Airport scanners that can see through your clothes have received the blessing of Canada's privacy czar.

Chantal Bernier, the assistant federal privacy commissioner, said Friday that the national air security agency has successfully answered her office's questions about the machines, which will be used only in limited circumstances.

The system, tested in British Columbia at the Kelowna airport, allows a screening officer to see whether someone is carrying plastic explosives or other dangerous items.

The proposal has stirred controversy because the scanner produces a three-dimensional outline of a person's naked body.

"It is a very touchy issue, and we have addressed it with exactly that level of care," Bernier told a gathering of security officials and academics.

Under the plan approved by the privacy chief, the officer would view the image in a separate room and never see the actual traveller.

Only people singled out for extra screening would be scanned, and they would have the option of getting a physical pat-down instead.

Bernier said the holographic image generated by the scanner makes it difficult to identify the traveller's face.

"You would not know who it is, even if you knew the person was in line," she said at the annual meeting of the Canadian Association for Security and Intelligence Studies.

"We've actually tested it."

In addition, the image would be deleted the moment the person leaves the screening portal.

"In our view, these privacy safeguards meet the test for the proper reconciliation of public safety and privacy," Bernier said.

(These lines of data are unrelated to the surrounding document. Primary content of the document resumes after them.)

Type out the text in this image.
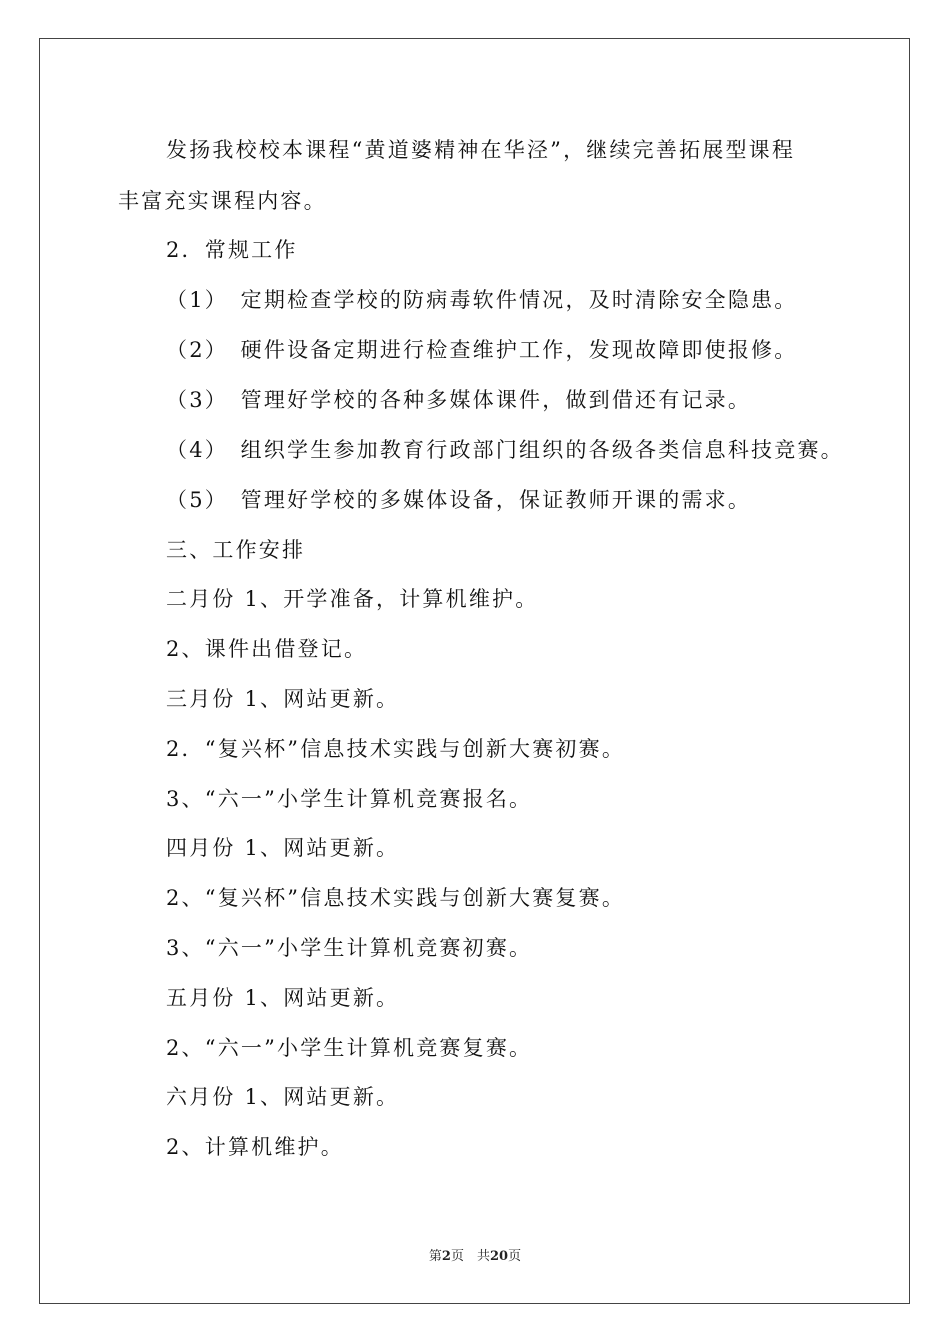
发扬我校校本课程“黄道婆精神在华泾”，继续完善拓展型课程
丰富充实课程内容。
2．常规工作
（1）　定期检查学校的防病毒软件情况，及时清除安全隐患。
（2）　硬件设备定期进行检查维护工作，发现故障即使报修。
（3）　管理好学校的各种多媒体课件，做到借还有记录。
（4）　组织学生参加教育行政部门组织的各级各类信息科技竞赛。
（5）　管理好学校的多媒体设备，保证教师开课的需求。
三、工作安排
二月份 1、开学准备，计算机维护。
2、课件出借登记。
三月份 1、网站更新。
2．“复兴杯”信息技术实践与创新大赛初赛。
3、“六一”小学生计算机竞赛报名。
四月份 1、网站更新。
2、“复兴杯”信息技术实践与创新大赛复赛。
3、“六一”小学生计算机竞赛初赛。
五月份 1、网站更新。
2、“六一”小学生计算机竞赛复赛。
六月份 1、网站更新。
2、计算机维护。
第2页　共20页
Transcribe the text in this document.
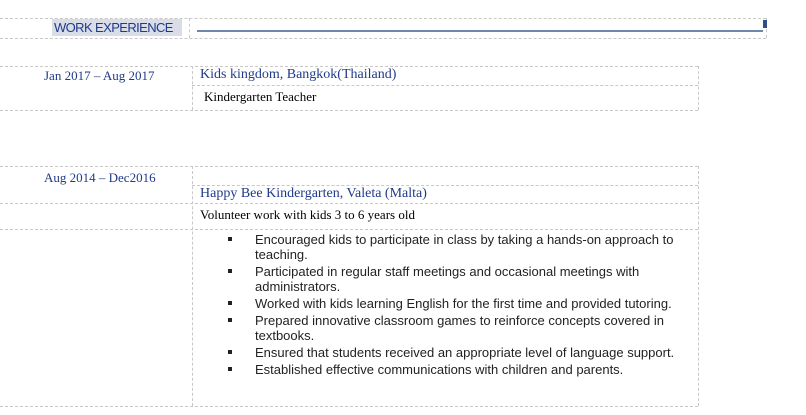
WORK EXPERIENCE
Jan 2017 – Aug 2017	Kids kingdom, Bangkok(Thailand)
Kindergarten Teacher
Aug 2014 – Dec2016
Happy Bee Kindergarten, Valeta (Malta)
Volunteer work with kids 3 to 6 years old
Encouraged kids to participate in class by taking a hands-on approach to teaching.
Participated in regular staff meetings and occasional meetings with administrators.
Worked with kids learning English for the first time and provided tutoring.
Prepared innovative classroom games to reinforce concepts covered in textbooks.
Ensured that students received an appropriate level of language support.
Established effective communications with children and parents.
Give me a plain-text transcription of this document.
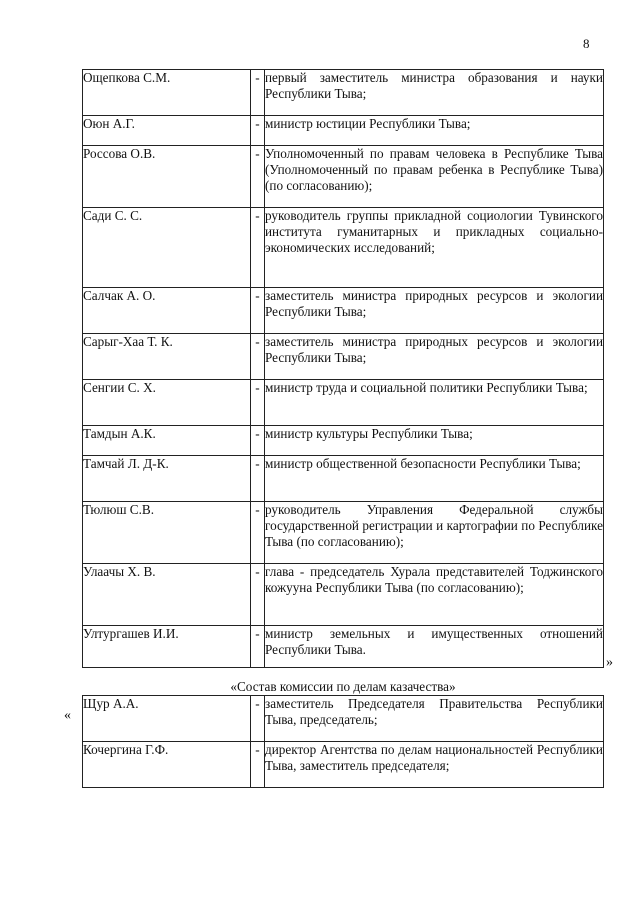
8
Ощепкова С.М.	-	первый заместитель министра образования и науки Республики Тыва;

Оюн А.Г.	-	министр юстиции Республики Тыва;

Россова О.В.	-	Уполномоченный по правам человека в Республике Тыва (Уполномоченный по правам ребенка в Республике Тыва) (по согласованию);

Сади С. С.	-	руководитель группы прикладной социологии Тувинского института гуманитарных и прикладных социально-экономических исследований;

Салчак А. О.	-	заместитель министра природных ресурсов и экологии Республики Тыва;

Сарыг-Хаа Т. К.	-	заместитель министра природных ресурсов и экологии Республики Тыва;

Сенгии С. Х.	-	министр труда и социальной политики Республики Тыва;

Тамдын А.К.	-	министр культуры Республики Тыва;

Тамчай Л. Д-К.	-	министр общественной безопасности Республики Тыва;

Тюлюш С.В.	-	руководитель Управления Федеральной службы государственной регистрации и картографии по Республике Тыва (по согласованию);

Улаачы Х. В.	-	глава - председатель Хурала представителей Тоджинского кожууна Республики Тыва (по согласованию);

Ултургашев И.И.	-	министр земельных и имущественных отношений Республики Тыва.
»
«Состав комиссии по делам казачества»
«
Щур А.А.	-	заместитель Председателя Правительства Республики Тыва, председатель;

Кочергина Г.Ф.	-	директор Агентства по делам национальностей Республики Тыва, заместитель председателя;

The Canadian Air Transport Security Authority has done thorough threat assessments that reveal a need to search passengers for weapons that might elude a conventional metal detector, she said.

Giving a traveller who undergoes secondary screening the choice of either a full-body scan or a pat-down reduces the "sense of invasion" posed by the new tool, Bernier added.

In a preliminary assessment early last year, the air security authority said the scanner project amounted to a "low privacy risk" due to the built-in safeguards.

A letter sent to the agency Thursday from the privacy commissioner's office recommends there be a public education campaign to explain the machines, and notes that minors would be scanned only with the consent of guardians accompanying them.

The scanners are already in use at airports in cities including Amsterdam, Moscow and Phoenix. They are also found in the high-security "green zone" of Baghdad and at some U.S. courthouses and prisons.

The air security authority says the low-level radio frequency wave emitted by the body scanner meets Canadian health-and-safety standards.

Data from the Kelowna pilot project will help the security authority determine which Canadian airports would most benefit from scanners.

Transport Canada would then decide whether to approve use of the devices across the country.

Mathieu Larocque, an air security authority spokesman, said work will now begin with Transport officials on drafting proposed regulations for the machines.

The authority hopes to buy seven of the devices, which cost about $200,000 apiece.

It is too soon to know which airports might get them, Larocque said.